One girl dropped out because she had a severe eczema flair, but the others reached the maintenance dose and completed milk challenges.
After 3 months of maintenance, children in the sublingual group tolerated a median of 940 mg of milk – a little less than an ounce – with a range of 40-8,140 mg.
Children in the 1,000 mg oral group tolerated a median of 6,140 mg with a range of 2,540-8,140 mg. Those in the 2,000 mg group tolerated 8,140 mg of milk with a range of 4,140-8,140 mg. The findings were statistically significant.
Six children in the sublingual group repeated the challenge at 14 months; one tolerated 8,000 mg, but the rest tolerated less than 1,000 mg and were switched to oral therapy, Dr. Wood said.
Skin prick tests decreased and milk-IgG4 increased in all the groups. Milk-IgE decreased only after oral immunotherapy. Milk-IgE or milk-IgG4 did not predict food challenge outcomes.
Side effects were similar between the sublingual and oral groups, but more severe in the oral groups. Antihistamines were needed with only about 1% of the sublingual doses, but with 18% of the oral doses. Epinephrine was used twice during sublingual therapy but four times during oral therapy.
Oral therapy’s greater side effects didn’t surprise coinvestigator Dr. Wesley Burks, chief of the division of pediatric allergy and immunology at Duke University Medical Center, Durham, N.C.
"In general, oral has more side effects." In immunotherapy trials, "about 15% of children cannot tolerate the procedure at all.

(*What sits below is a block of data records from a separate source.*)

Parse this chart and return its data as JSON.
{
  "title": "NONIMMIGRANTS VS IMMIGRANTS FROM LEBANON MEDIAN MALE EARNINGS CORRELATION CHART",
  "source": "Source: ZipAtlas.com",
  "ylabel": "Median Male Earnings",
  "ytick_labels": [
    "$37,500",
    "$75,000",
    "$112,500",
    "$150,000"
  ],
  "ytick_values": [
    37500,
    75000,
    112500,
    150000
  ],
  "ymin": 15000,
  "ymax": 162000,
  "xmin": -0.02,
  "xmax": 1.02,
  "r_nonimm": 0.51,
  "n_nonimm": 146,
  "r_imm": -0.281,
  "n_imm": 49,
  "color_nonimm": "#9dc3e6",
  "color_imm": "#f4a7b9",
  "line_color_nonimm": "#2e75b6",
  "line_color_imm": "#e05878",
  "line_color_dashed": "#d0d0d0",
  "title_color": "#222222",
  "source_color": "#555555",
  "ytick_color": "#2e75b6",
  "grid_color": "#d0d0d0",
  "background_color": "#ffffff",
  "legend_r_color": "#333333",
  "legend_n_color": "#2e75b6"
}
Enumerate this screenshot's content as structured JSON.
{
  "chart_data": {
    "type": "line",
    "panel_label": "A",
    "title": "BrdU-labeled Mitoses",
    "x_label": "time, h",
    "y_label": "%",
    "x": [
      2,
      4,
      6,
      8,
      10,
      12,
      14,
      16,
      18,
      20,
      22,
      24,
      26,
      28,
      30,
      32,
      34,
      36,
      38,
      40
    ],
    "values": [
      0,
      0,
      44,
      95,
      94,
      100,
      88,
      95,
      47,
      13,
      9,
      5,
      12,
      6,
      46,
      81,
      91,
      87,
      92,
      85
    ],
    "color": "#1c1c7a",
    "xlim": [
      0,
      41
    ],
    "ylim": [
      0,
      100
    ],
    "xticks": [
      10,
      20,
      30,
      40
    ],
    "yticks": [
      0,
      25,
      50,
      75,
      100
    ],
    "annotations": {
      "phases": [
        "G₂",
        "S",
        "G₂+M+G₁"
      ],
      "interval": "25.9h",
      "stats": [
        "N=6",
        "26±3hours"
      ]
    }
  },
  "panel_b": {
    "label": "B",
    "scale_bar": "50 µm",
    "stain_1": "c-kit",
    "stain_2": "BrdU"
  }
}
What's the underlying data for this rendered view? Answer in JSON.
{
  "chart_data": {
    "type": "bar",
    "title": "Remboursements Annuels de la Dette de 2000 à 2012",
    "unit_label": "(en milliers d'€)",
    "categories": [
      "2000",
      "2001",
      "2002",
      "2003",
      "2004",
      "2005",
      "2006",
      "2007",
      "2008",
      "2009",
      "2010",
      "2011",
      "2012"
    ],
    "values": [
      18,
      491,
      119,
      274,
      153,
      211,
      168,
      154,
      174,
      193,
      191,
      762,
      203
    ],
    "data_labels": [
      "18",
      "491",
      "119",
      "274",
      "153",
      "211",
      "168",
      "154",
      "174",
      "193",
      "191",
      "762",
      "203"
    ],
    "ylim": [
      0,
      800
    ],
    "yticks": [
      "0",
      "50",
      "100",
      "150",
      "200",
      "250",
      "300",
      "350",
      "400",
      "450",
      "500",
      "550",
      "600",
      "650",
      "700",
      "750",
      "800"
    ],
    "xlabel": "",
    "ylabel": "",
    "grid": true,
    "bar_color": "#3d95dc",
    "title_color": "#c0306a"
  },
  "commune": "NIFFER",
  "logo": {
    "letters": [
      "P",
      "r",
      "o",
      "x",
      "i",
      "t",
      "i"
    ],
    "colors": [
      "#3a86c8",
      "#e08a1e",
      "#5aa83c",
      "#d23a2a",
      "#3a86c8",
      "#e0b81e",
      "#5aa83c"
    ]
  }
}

They have too many [gastrointestinal] symptoms," he said.
Although promising, Dr. Wood noted the results are preliminary.
His study, as well as immunotherapy trials for peanuts and other allergens, have "very small numbers where we are trying to figure out the right doses and right way to do it. We are hopeful in the next few years we will be comfortable enough with the approach to be able to do some larger studies," he said.
Dr. Wood said he had no relevant financial disclosures. Dr. Burks disclosed that he is a consultant for Actogenix, Dannon, Intelliject, McNeil Nutritionals, Novartis, Schering-Plough (now part of Merck), and Nutricia. He is a minority stockholder in Allertein Therapeutics and Mast Cell Pharmaceuticals Inc.
FROM THE ANNUAL MEETING OF THE AMERICAN ACADEMY OF ALLERGY, ASTHMA, AND IMMUNOLOGY
Major Finding: Milk-allergic children randomized to sublingual immunotherapy tolerated an average of 940 mg of milk, while children randomized to oral immunotherapy tolerated about 8,000 mg, an 8 ounce glass.
Data Source: Randomized trial involving 30 children.
Disclosures: Dr. Wood said he had no relevant financial disclosures. Dr. Burks disclosed that he is a consultant for Actogenix, Dannon, Intelliject, McNeil Nutritionals, Novartis, Schering-Plough (now part of Merck), and Nutricia. He is a minority stockholder in Allertein Therapeutics and Mast Cell Pharmaceuticals Inc.